The American Psychological Association style is widely used and accepted for academic writing in the sciences and social sciences. Clarifying connections among ideas is paramount in APA style, which sometimes requires numbering ideas in a list. Numbered lists fall under the “Headings and Seriation” APA guidelines according to the sixth edition of the "Publication Manual of the American Psychological Association."
Determine if your list is of a hierarchical or chronological nature. Lists that don’t have an order or rank of items should be presented in bulleted lists, not numbered ones, according to the APA.
Decide if you would prefer to present the materials in a list form or within the text of a paragraph. If you choose to present the material in the text of a paragraph, you may use letters instead of numbers for each section.
Follow one of the examples below when presenting your materials.
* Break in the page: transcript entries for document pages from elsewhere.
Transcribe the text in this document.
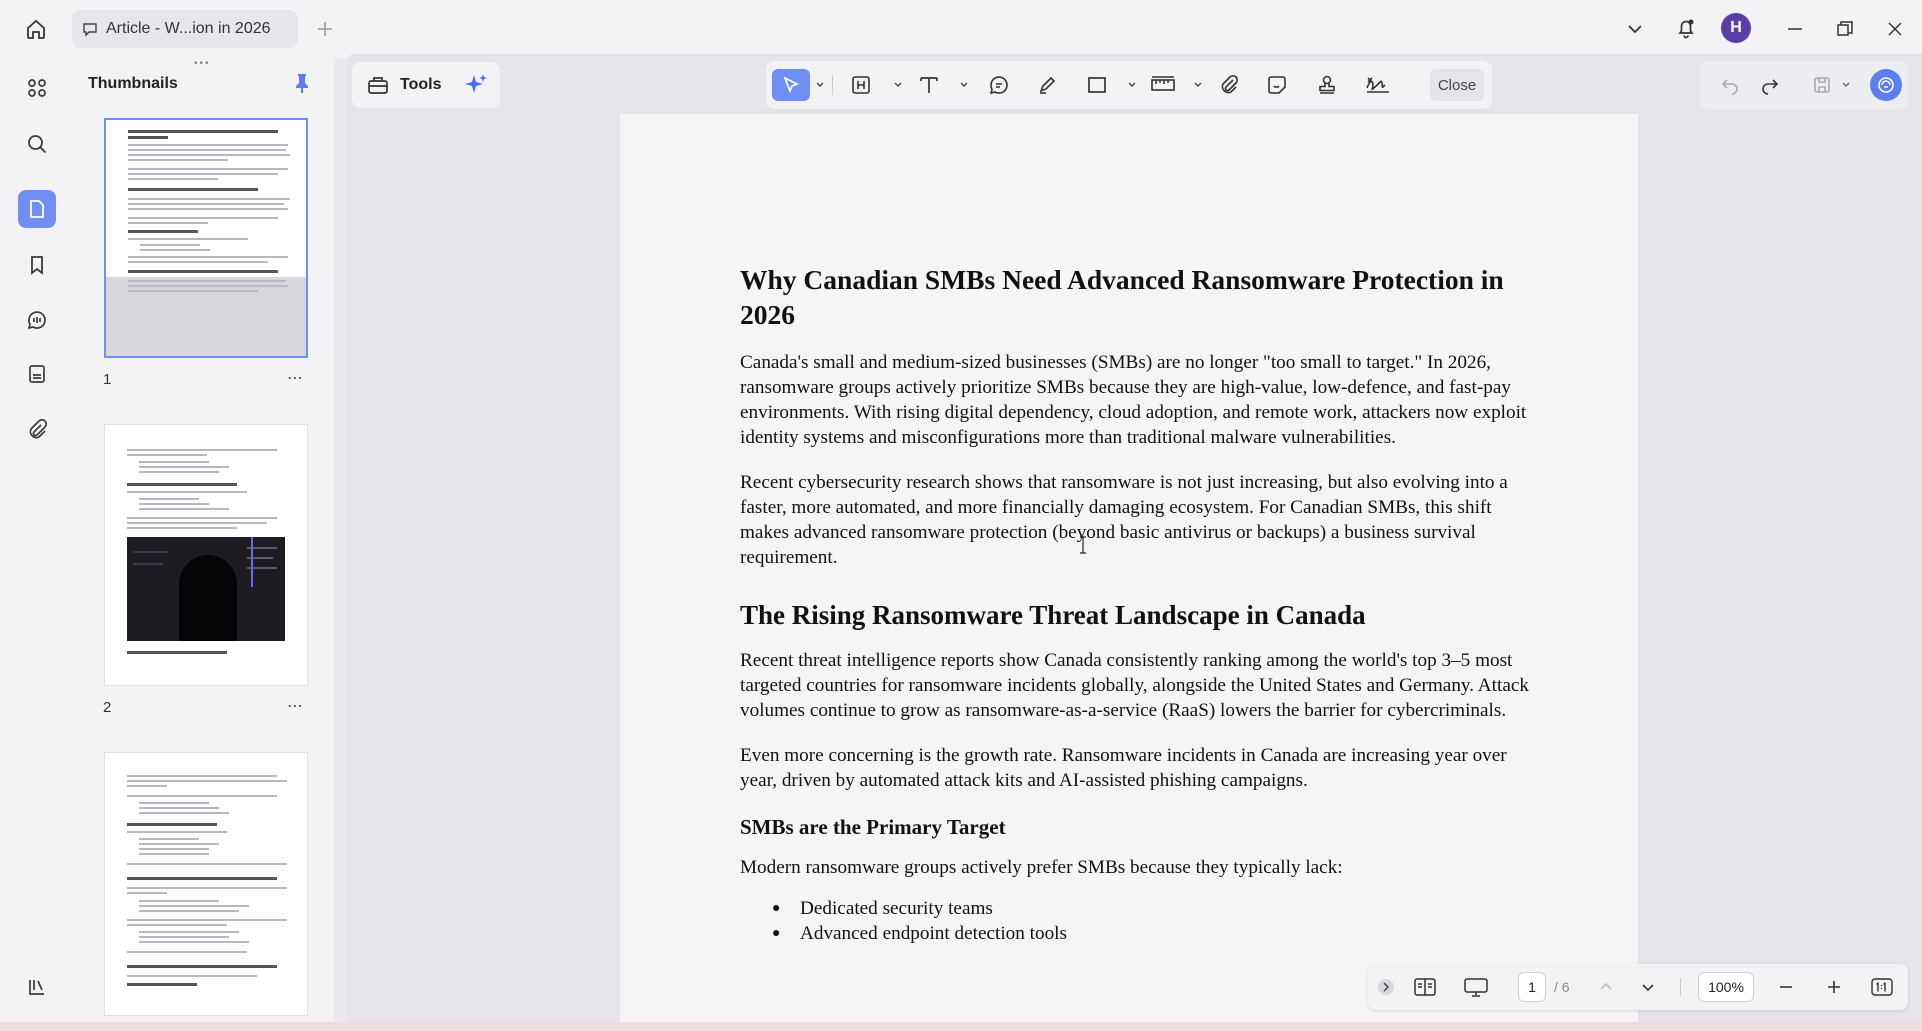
Article - W...ion in 2026	H
•••
Thumbnails
1	⋯
2	⋯
Tools	Close
Why Canadian SMBs Need Advanced Ransomware Protection in 2026

Canada's small and medium-sized businesses (SMBs) are no longer "too small to target." In 2026, ransomware groups actively prioritize SMBs because they are high-value, low-defence, and fast-pay environments. With rising digital dependency, cloud adoption, and remote work, attackers now exploit identity systems and misconfigurations more than traditional malware vulnerabilities.

Recent cybersecurity research shows that ransomware is not just increasing, but also evolving into a faster, more automated, and more financially damaging ecosystem. For Canadian SMBs, this shift makes advanced ransomware protection (beyond basic antivirus or backups) a business survival requirement.

The Rising Ransomware Threat Landscape in Canada

Recent threat intelligence reports show Canada consistently ranking among the world's top 3–5 most targeted countries for ransomware incidents globally, alongside the United States and Germany. Attack volumes continue to grow as ransomware-as-a-service (RaaS) lowers the barrier for cybercriminals.

Even more concerning is the growth rate. Ransomware incidents in Canada are increasing year over year, driven by automated attack kits and AI-assisted phishing campaigns.

SMBs are the Primary Target

Modern ransomware groups actively prefer SMBs because they typically lack:

● Dedicated security teams
● Advanced endpoint detection tools
1	/ 6	100%
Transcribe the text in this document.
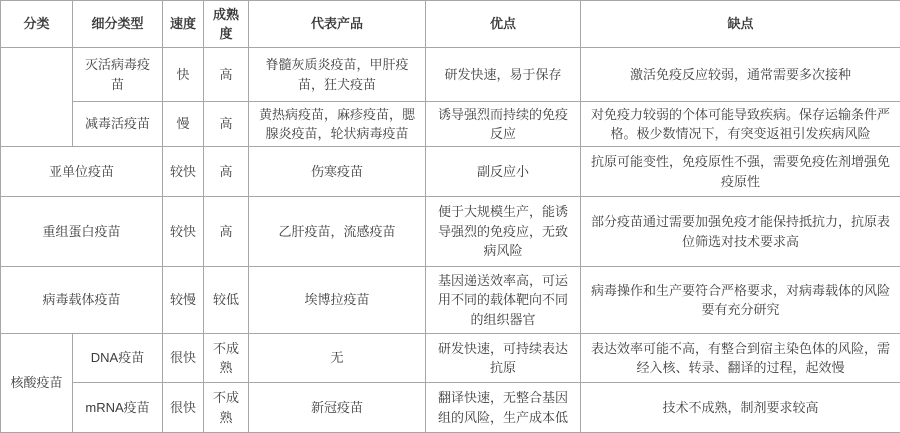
分类	细分类型	速度	成熟度	代表产品	优点	缺点
	灭活病毒疫苗	快	高	脊髓灰质炎疫苗，甲肝疫苗，狂犬疫苗	研发快速，易于保存	激活免疫反应较弱，通常需要多次接种
	减毒活疫苗	慢	高	黄热病疫苗，麻疹疫苗，腮腺炎疫苗，轮状病毒疫苗	诱导强烈而持续的免疫反应	对免疫力较弱的个体可能导致疾病。保存运输条件严格。极少数情况下，有突变返祖引发疾病风险
亚单位疫苗		较快	高	伤寒疫苗	副反应小	抗原可能变性，免疫原性不强，需要免疫佐剂增强免疫原性
重组蛋白疫苗		较快	高	乙肝疫苗，流感疫苗	便于大规模生产，能诱导强烈的免疫应，无致病风险	部分疫苗通过需要加强免疫才能保持抵抗力，抗原表位筛选对技术要求高
病毒载体疫苗		较慢	较低	埃博拉疫苗	基因递送效率高，可运用不同的载体靶向不同的组织器官	病毒操作和生产要符合严格要求，对病毒载体的风险要有充分研究
核酸疫苗	DNA疫苗	很快	不成熟	无	研发快速，可持续表达抗原	表达效率可能不高，有整合到宿主染色体的风险，需经入核、转录、翻译的过程，起效慢
	mRNA疫苗	很快	不成熟	新冠疫苗	翻译快速，无整合基因组的风险，生产成本低	技术不成熟，制剂要求较高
If your information does not fit into either of these examples, consider using bullet points or writing the information in prose.
Example 1: Numbered list
After analyzing the results of the recent study, the American Dental Association recommended the following:
1. Brush your teeth at least twice a day. 2. Ensure that you are using proper technique and do not brush too vigorously. 3. Floss your teeth at least once a day.
Example 2: List within paragraph text
Following the ADA recommendations, the patients have (a) increased their brushing to twice per day, (b) reviewed and corrected their brushing technique, (c) have begun to integrate flossing into their daily routine.